Görüşme öncesinde Kılıçdaroğlu’nun Akşener’in 2 Mart’ta Altılı Masanın Cumhurbaşkanı adayı üzerine konuşmaları önerisini kabul ettiği belli olmuştu. Ama aday kararı öncesinde aradaki pürüzlerin giderilmesi gerekiyordu.
Nitekim hem CHP hem İYİ Parti kanadından gelen bilgiler görüşmede aday isminin gündeme gelmediği, deyim yerindeyse eteklerdeki taşların dökülüp yola öyle devam etmenin konuşulduğu yönünde.
Kılıçdaroğlu: 2 Mart’ta belirlenebilir
Başka deyişle, her iki lider de aralarındaki ittifak bozulursa Erdoğan karşısında muhalefetin hiçbir şansı olmayacağının farkında ve “uzlaşmakta uzlaşmış” görünüyorlar; neler üzerinde uzlaşacaklarını 2 Mart toplantısı gösterecek.
Kılıçdaroğlu o toplantıda adaylığını ortaya koyacak mı? Kılıçdaroğlu’nun karakter yapısı ve siyasi geçmişi, kendi adaylığını önermesi önünde engel gibi görünüyor. Gerçi Demokrat Parti lideri Gültekin Uysal, Kılıçdaroğlu’nun adaylığını ortaya atan ilk isim oldu ama asıl belirleyici 2 Mart toplantısı olacak.
Dün CHP Meclis grubu toplantısı ardından gazeteci Deniz Zeyrek ve Muharrem Sarıkaya ile birlikte Kılıçdaroğlu ile kısaca görüşme imkânı bulduk.
“2 Mart’taki toplantıda isim sanmıyorum ki açıklansın” dedi; “Tabii orada alınacak karara da bağlı. (…) Adayı Belirleriz ve açıklamak için tarih belirleriz. Ancak yöntemi konuşuruz.”
Yani, 2 Mart’ta altı lider adayın kim olacağını belirleseler dahi bunu başka bir gün açıklama kararı alabilir; gerçi o saatten sonra bunu saklamak pratik olarak imkânsız gibi bir şey olacaktır.
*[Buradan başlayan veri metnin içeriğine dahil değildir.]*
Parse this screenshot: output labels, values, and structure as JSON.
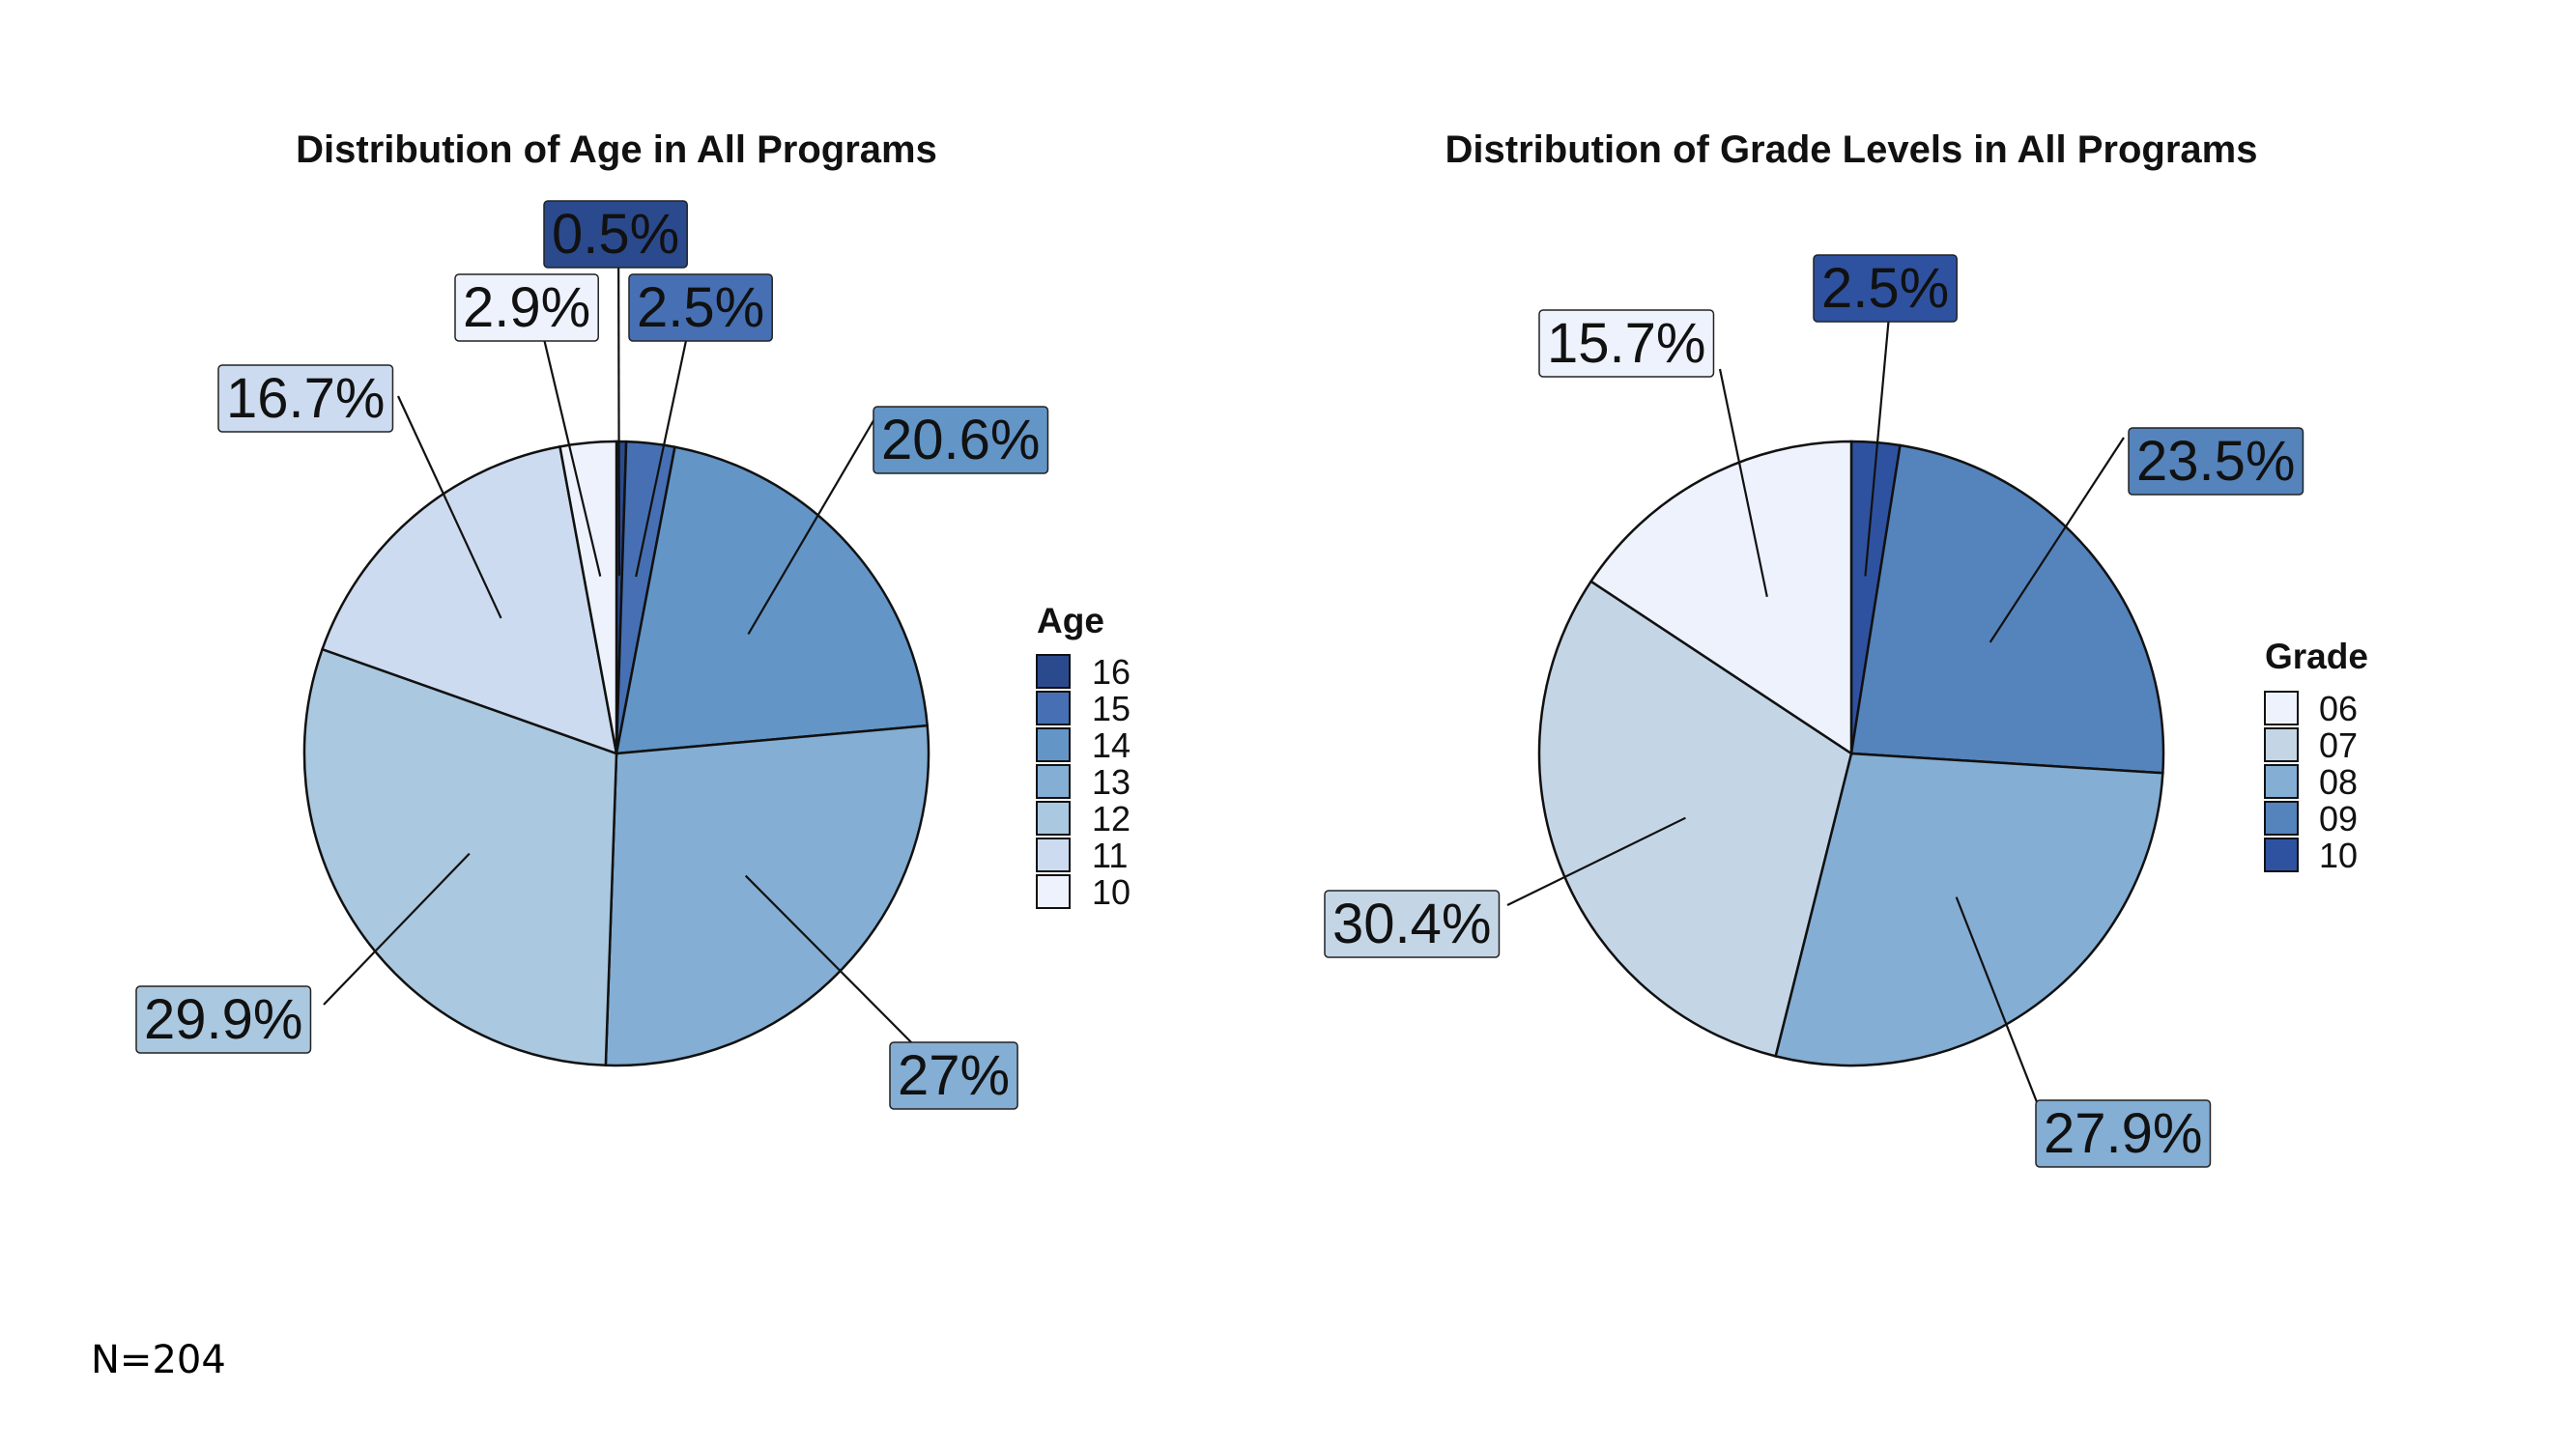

YSK kararı ve spekülasyonlar
Kılıçdaroğlu ile görüşmemizde Yüksek Seçim Kurulu’nun deprem bölgesinde yaptığı inceleme ve İYİ Parti’nin depremzedeler için ayrı bir seçmen kütüğü oluşturulması önerisini de sorduk. İYİ Parti’nin önerisine “Arkadaşlar bakıyor” dedi; nitekim dün CHP ve İYİ Partinin Meclis grup yöneticileri ve hukukçuları bu amaçla toplanmışlardı.
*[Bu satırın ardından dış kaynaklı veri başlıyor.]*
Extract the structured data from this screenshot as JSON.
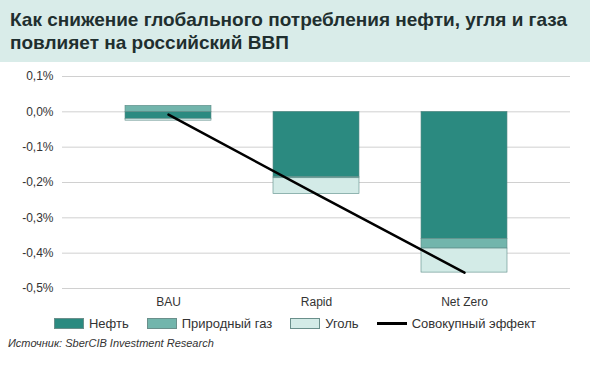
{
  "chart_data": {
    "type": "bar",
    "title": "Как снижение глобального потребления нефти, угля и газа повлияет на российский ВВП",
    "source": "Источник: SberCIB Investment Research",
    "categories": [
      "BAU",
      "Rapid",
      "Net Zero"
    ],
    "stacked": true,
    "grid": true,
    "legend": "bottom",
    "ylim": [
      -0.5,
      0.1
    ],
    "yticks": [
      {
        "value": -0.5,
        "label": "-0,5%"
      },
      {
        "value": -0.4,
        "label": "-0,4%"
      },
      {
        "value": -0.3,
        "label": "-0,3%"
      },
      {
        "value": -0.2,
        "label": "-0,2%"
      },
      {
        "value": -0.1,
        "label": "-0,1%"
      },
      {
        "value": 0,
        "label": "0,0%"
      },
      {
        "value": 0.1,
        "label": "0,1%"
      }
    ],
    "series": [
      {
        "name": "Нефть",
        "color": "#2b8a80",
        "values": [
          -0.02,
          -0.185,
          -0.36
        ]
      },
      {
        "name": "Природный газ",
        "color": "#72b5ac",
        "values": [
          0.017,
          -0.003,
          -0.027
        ]
      },
      {
        "name": "Уголь",
        "color": "#d3ebe7",
        "values": [
          -0.005,
          -0.045,
          -0.068
        ]
      },
      {
        "name": "Совокупный эффект",
        "type": "line",
        "color": "#000000",
        "values": [
          -0.008,
          -0.233,
          -0.455
        ]
      }
    ]
  }
}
YSK’nın deprem bölgesinde yaptığı incelemeler sonucu seçimin yapılmaması ihtimali var mı?
Kılıçdaroğlu “Kabul edilemez! YDK güven veren bir kurum değil” diyor ama zaten Anayasa da buna izin vermiyor. Seçim tarihi yetkisi sadece parlamentoda.
Gerçi Erdoğan’ın bugün, 1 Mart’ta 14 Mayıs tarihini yeniden gündeme taşıması bekleniyor ama bu aslında, 10 Mart’ta Meclis’i feshettiğini ilan etmesi üzerine 60 gün koyup ilk Pazar gününün saptanmasıyla hesaplanan tarih anlamına geliyor.
Belki biraz karışık oldu ama zaten bu ara karışık olmayan bir şey yok.
Özetle Altılı Masa aday kararı, Erdoğan seçim kararı arifesinde.
HDP beklemede
Peki bu ortamda -bana göre hâlâ- kilidi elinde tutan HDP ne yapıyor? Dün Meclis Grup konuşması ardından Kızılay Genel Merkezi önünde protestoya gitmekte olan HDP Eş Başkanı Pervin Buldan’a sordum.
“Biz bekliyoruz” dedi; “Gelişmeleri izliyoruz. Zaten şu anda tek önceliğimiz depremin yaralarını sarmak.”
Sün Grup toplantısını yöneten Meral Danış beştaş daha önce oy vermeyecekleri tek adayın Mansur Yavaş olduğunu söylemişti. Ancak Buldan konuşmasında birinci önceliklerinin seçimde AK Parti-MHP iktidarından kurtulmak olduğunu söyledi.
Belli ki önümüzdeki günlerde, depremin yaraları soğudukça siyaset daha da ısınacak.